Ultrafine intermetallic platinum-cobalt with a contracted Pt–Pt pair for efficient acidic oxygen reduction reactions

Abstract

Ultrafine ordered intermetallic nanoparticles are emerging as promising electrocatalysts for the oxygen reduction reaction (ORR) in fuel cells. However, they are difficult to obtain because high-temperature annealing inevitably leads to metal sintering, resulting in larger crystallites. Additionally, the resulting electronic effects are difficult to control, limiting both performance and stability improvements. Herein, we present an ultrafine ordered intermetallic platinum-cobalt alloy encaged in nitrogen-doped carbon (Pt₃Co/NC) with a small particle size of 4.18 ± 1.00 nm and a high electrochemically active surface area (ECSA) of 73.16 m² g_Pt⁻¹. The contraction of the Pt–Pt pair induces strong electron coupling, resulting in electron transfer from Co to Pt.

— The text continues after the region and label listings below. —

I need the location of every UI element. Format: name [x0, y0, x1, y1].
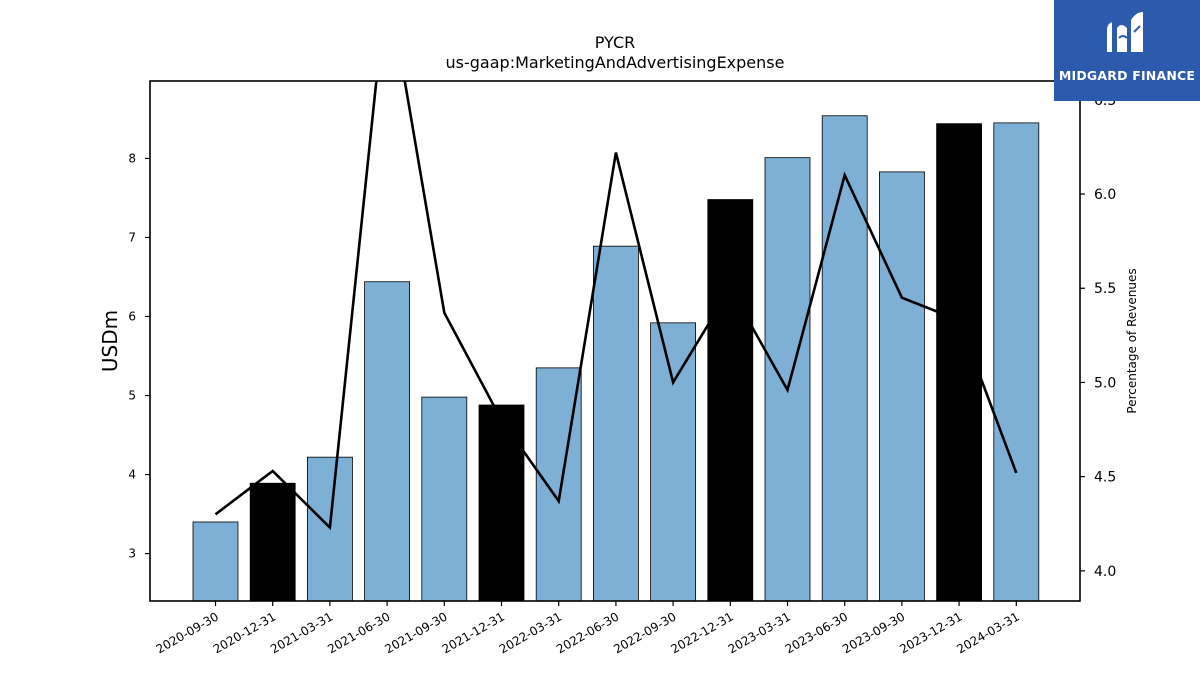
x-tick-label: 2022-12-31 [668, 609, 735, 656]
bar-2021-06-30 [364, 281, 411, 602]
logo-icon [1107, 12, 1143, 52]
x-tick-label: 2023-09-30 [840, 609, 907, 656]
bar-2021-09-30 [421, 396, 468, 602]
bars-group [192, 115, 1040, 602]
bar-2023-03-31 [764, 157, 811, 602]
x-tick-label: 2021-09-30 [382, 609, 449, 656]
x-tick-label: 2020-09-30 [154, 609, 221, 656]
y2-tick-label: 4.5 [1094, 470, 1116, 486]
bar-2022-12-31 [707, 199, 754, 602]
y-tick-label: 6 [128, 310, 136, 324]
x-tick-label: 2022-09-30 [611, 609, 678, 656]
x-tick-label: 2021-03-31 [268, 609, 335, 656]
y-axis-right: 4.04.55.05.56.06.5 [1080, 93, 1116, 580]
bar-2024-03-31 [993, 122, 1040, 602]
x-tick-label: 2023-12-31 [897, 609, 964, 656]
bar-2023-06-30 [821, 115, 868, 602]
chart-title: PYCR [595, 33, 635, 52]
chart-subtitle: us-gaap:MarketingAndAdvertisingExpense [446, 53, 785, 72]
y2-tick-label: 5.5 [1094, 281, 1116, 297]
x-axis: 2020-09-302020-12-312021-03-312021-06-30… [154, 601, 1022, 656]
y-tick-label: 5 [128, 389, 136, 403]
y2-tick-label: 6.0 [1094, 187, 1116, 203]
x-tick-label: 2023-03-31 [726, 609, 793, 656]
bar-2021-12-31 [478, 404, 525, 602]
x-tick-label: 2021-06-30 [325, 609, 392, 656]
y-tick-label: 8 [128, 151, 136, 165]
bar-2020-09-30 [192, 521, 239, 602]
x-tick-label: 2024-03-31 [954, 609, 1021, 656]
plot-frame [149, 80, 1081, 602]
y-tick-label: 3 [128, 547, 136, 561]
bar-2022-09-30 [650, 322, 696, 602]
y2-tick-label: 4.0 [1094, 564, 1116, 580]
y-axis-left: 3 4 5 6 7 8 [128, 151, 150, 561]
bar-2023-09-30 [879, 171, 925, 602]
y-tick-label: 4 [128, 468, 136, 482]
line-group [214, 81, 1018, 531]
bar-2020-12-31 [249, 482, 296, 602]
percentage-line [214, 81, 1018, 531]
logo-text: MIDGARD FINANCE [1058, 68, 1196, 83]
y-axis-label-right: Percentage of Revenues [1125, 268, 1139, 413]
x-tick-label: 2020-12-31 [211, 609, 278, 656]
x-tick-label: 2021-12-31 [440, 609, 507, 656]
x-tick-label: 2023-06-30 [783, 609, 850, 656]
bar-2022-06-30 [593, 245, 639, 602]
x-tick-label: 2022-06-30 [554, 609, 621, 656]
logo: MIDGARD FINANCE [1054, 0, 1200, 101]
y-axis-label-left: USDm [98, 310, 122, 372]
x-tick-label: 2022-03-31 [497, 609, 564, 656]
y2-tick-label: 5.0 [1094, 375, 1116, 391]
y-tick-label: 7 [128, 230, 136, 244]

Using in situ spectroscopies, we revealed that incorporating the cost-effective transition metal Co into the Pt lattice induces Pt–Pt contraction and generates additional Pt d-band occupancy, which accelerates the protonation of *O to *OH, thereby significantly enhancing the kinetics of the four-electron ORR process. The meticulously designed catalyst achieves a superior half-wave potential of 0.89 V versus RHE and a remarkable mass activity of 0.79 A mg_Pt⁻¹. More importantly, after 10 000 cycles, the particle size expansion is marginal (5.01 ± 0.92 nm), alongside slight reductions in mass activity (6%) and specific activity (2%), demonstrating excellent catalytic stability in an acidic medium.